Everyone interested in American politics is reading tea leaves these days trying to figure out what changes the Democrats will bring to Washington in January. In the green car legislation part of the spectrum, we've noted that incoming House leader Nancy Pelosi may fight against tax breaks for Big Oil, Rep. John Dingell's opposition to raising CAFE standards, and presidential runner Tom Vilsack's support for doubling those standards. There's lots of food for thought out there.
Over at Renewable Energy Access, Clean Edge co-founder Ron Pernick is jumping in the puddle and has written a good column on how the Democrats should respond to the new clean-energy mandate. Their inspiration, he writes, could come from the Republican governor of California, Arnold Schwarzenegger. California has passed a lot of green energy initiatives since the Governator was in the political doldrums last year, and that helped Schwarzenegger win reelection two weeks ago. AutoblogGreen readers will remember Schwarzenegger's coming to the Tesla Roadster unveiling in July, just one of many pro-green energy appearances.
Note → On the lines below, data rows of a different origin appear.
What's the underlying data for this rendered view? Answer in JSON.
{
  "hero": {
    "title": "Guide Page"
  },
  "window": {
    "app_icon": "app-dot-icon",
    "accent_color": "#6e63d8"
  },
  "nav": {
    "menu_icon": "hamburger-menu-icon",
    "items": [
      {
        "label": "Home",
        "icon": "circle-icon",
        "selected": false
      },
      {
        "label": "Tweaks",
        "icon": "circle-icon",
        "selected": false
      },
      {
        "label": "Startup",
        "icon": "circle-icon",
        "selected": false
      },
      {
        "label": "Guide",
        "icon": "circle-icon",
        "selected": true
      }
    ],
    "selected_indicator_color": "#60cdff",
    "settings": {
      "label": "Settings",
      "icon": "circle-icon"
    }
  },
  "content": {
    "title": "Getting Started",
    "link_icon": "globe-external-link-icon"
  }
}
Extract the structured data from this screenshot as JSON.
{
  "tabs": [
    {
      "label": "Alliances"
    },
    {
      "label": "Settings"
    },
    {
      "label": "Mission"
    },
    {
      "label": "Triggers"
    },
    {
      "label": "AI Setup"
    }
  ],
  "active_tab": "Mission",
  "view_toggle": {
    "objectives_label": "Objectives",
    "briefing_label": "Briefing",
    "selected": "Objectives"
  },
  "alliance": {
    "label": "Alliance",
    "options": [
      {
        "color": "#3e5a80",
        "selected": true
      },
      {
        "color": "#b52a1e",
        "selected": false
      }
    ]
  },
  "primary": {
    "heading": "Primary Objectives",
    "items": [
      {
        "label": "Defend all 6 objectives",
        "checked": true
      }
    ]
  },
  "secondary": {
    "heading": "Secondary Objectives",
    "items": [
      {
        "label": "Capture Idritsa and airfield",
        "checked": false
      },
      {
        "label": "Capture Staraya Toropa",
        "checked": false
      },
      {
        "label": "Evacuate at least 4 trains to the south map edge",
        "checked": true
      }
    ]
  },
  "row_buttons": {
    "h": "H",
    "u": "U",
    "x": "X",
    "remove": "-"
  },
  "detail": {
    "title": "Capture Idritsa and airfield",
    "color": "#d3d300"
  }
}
Pernick puts perhaps a little too much reliance on the political parties' ability to enact change. I like that he suggests Democrats can solidify their gains by taking voter disapproval with the current state of affairs and turn it into approval for green energy policies. It's clear there are dozens of ways to supports green energy (cleaner cars make up a large part of that potential). It's also true, as Pernick writes, that energy independence will help move us from the "state of unrelenting fear" we've been in since September 11, 2001 to "a more pragmatic, optimistic, 'can do' era." But any politicians who push for green energy will naturally be behind the curve. Their help is vital, but it's individuals and creative companies - and now voters - who will lead the way. Let's hope the leaders follow.